I made sure there were absolutely no gaps in any of my boards and I tapped every single one, even if I knew it was tight.
I can tell you now after laying this floor down 3 years ago, there have been zero gaps, buckling, or lifting in my floor, all 700 plus square feet of it. It looks as if it was just installed. This is after numerous hot, humid summers, and ice cold winters, when the boards typically expand and contract.
I’m saying this so you know how critical it is that these boards are tight when they’re installed, and have the proper gapping where they meet the wall. If done right, it will look good, and last a very long time.
Step 4: Transition Strips – It’s pretty much that easy to install these snap-and-click boards but you’ll also need to install transition strips when you’re done, which can occur if you bump up against tile, carpet, or other wood floor.

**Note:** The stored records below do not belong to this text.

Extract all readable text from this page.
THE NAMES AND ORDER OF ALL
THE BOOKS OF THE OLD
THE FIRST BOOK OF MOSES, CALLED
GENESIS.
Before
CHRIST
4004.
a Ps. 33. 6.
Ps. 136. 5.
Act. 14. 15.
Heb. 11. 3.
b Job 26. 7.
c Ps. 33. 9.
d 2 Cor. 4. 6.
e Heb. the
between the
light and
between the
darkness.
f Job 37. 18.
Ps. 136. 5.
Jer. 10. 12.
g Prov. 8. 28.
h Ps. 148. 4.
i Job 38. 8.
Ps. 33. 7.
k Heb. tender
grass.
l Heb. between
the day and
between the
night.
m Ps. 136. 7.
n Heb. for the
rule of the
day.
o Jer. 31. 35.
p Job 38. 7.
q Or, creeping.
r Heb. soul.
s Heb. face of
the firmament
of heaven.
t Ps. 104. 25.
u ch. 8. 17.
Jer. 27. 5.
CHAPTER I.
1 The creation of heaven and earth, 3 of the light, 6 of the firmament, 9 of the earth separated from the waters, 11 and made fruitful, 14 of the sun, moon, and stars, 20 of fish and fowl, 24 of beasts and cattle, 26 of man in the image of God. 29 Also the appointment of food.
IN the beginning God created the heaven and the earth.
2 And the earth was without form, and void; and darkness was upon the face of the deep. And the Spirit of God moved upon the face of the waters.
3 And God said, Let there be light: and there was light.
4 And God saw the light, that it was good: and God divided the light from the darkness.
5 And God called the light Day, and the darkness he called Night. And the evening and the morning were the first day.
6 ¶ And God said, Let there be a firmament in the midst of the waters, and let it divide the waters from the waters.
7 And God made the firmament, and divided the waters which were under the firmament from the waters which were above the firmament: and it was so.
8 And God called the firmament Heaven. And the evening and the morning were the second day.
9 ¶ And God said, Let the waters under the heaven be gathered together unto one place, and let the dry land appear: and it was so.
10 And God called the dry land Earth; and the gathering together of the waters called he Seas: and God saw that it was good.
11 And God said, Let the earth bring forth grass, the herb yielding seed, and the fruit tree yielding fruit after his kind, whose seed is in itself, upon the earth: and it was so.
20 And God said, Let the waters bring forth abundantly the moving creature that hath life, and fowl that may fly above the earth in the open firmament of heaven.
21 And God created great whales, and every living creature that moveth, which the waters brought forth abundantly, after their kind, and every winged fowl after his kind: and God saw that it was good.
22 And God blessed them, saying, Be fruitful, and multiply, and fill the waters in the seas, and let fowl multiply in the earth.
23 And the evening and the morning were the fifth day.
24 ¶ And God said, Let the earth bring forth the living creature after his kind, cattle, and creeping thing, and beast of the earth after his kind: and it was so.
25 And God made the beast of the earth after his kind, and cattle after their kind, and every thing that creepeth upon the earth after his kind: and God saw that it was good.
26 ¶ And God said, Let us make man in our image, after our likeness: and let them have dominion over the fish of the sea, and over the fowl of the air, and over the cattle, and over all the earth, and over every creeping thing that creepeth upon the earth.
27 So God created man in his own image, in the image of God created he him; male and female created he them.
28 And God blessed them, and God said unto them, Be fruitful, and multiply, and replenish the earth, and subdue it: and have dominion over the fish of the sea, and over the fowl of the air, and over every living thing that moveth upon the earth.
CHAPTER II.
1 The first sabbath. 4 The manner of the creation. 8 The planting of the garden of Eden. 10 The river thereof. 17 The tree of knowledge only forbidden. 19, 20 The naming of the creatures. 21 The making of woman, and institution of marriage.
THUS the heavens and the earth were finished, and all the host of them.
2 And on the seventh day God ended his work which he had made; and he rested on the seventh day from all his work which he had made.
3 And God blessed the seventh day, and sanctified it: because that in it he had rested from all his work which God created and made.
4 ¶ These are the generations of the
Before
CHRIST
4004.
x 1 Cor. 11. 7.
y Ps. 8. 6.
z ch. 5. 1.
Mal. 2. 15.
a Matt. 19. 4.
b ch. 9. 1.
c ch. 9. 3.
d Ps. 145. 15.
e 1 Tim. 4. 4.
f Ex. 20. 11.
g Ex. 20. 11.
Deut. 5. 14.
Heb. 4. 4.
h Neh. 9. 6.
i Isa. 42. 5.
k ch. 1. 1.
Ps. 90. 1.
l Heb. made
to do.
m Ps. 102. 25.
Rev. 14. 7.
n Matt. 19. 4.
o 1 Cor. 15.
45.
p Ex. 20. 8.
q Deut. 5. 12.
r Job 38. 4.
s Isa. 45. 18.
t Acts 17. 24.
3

I only have experience transitioning to tile, which is probably much harder than transitioning to carpet. There are different transition strips for different types of floor transitions (Pergo to carpet, Pergo to tile, Pergo to whatever else) so make sure you get the right one.
My flooring came in contact with tile in numerous places, and the tile was much higher than the Pergo floor, so I needed to improvise a bit. In a perfect scenario, you pretty much screw a metal track into the subfloor then just snap the transition strip “tongue”, on the underside of the transition strip, into the metal track using a rubber mallet, and you’re done.
The problem I ran into was that the tile was too high so the transition strip tongue would never reach the metal track. To fix this, I just installed a piece of wood underneath the metal track first, to “boost” it up. After that, it fit great.
Another issue you might run into is uneven subfloor. If there is a high spot in your subfloor, you might have to sand down any bumps to get it as level as possible. If there is a dip in your subfloor, you could use shims underneath the Pergo to level it out.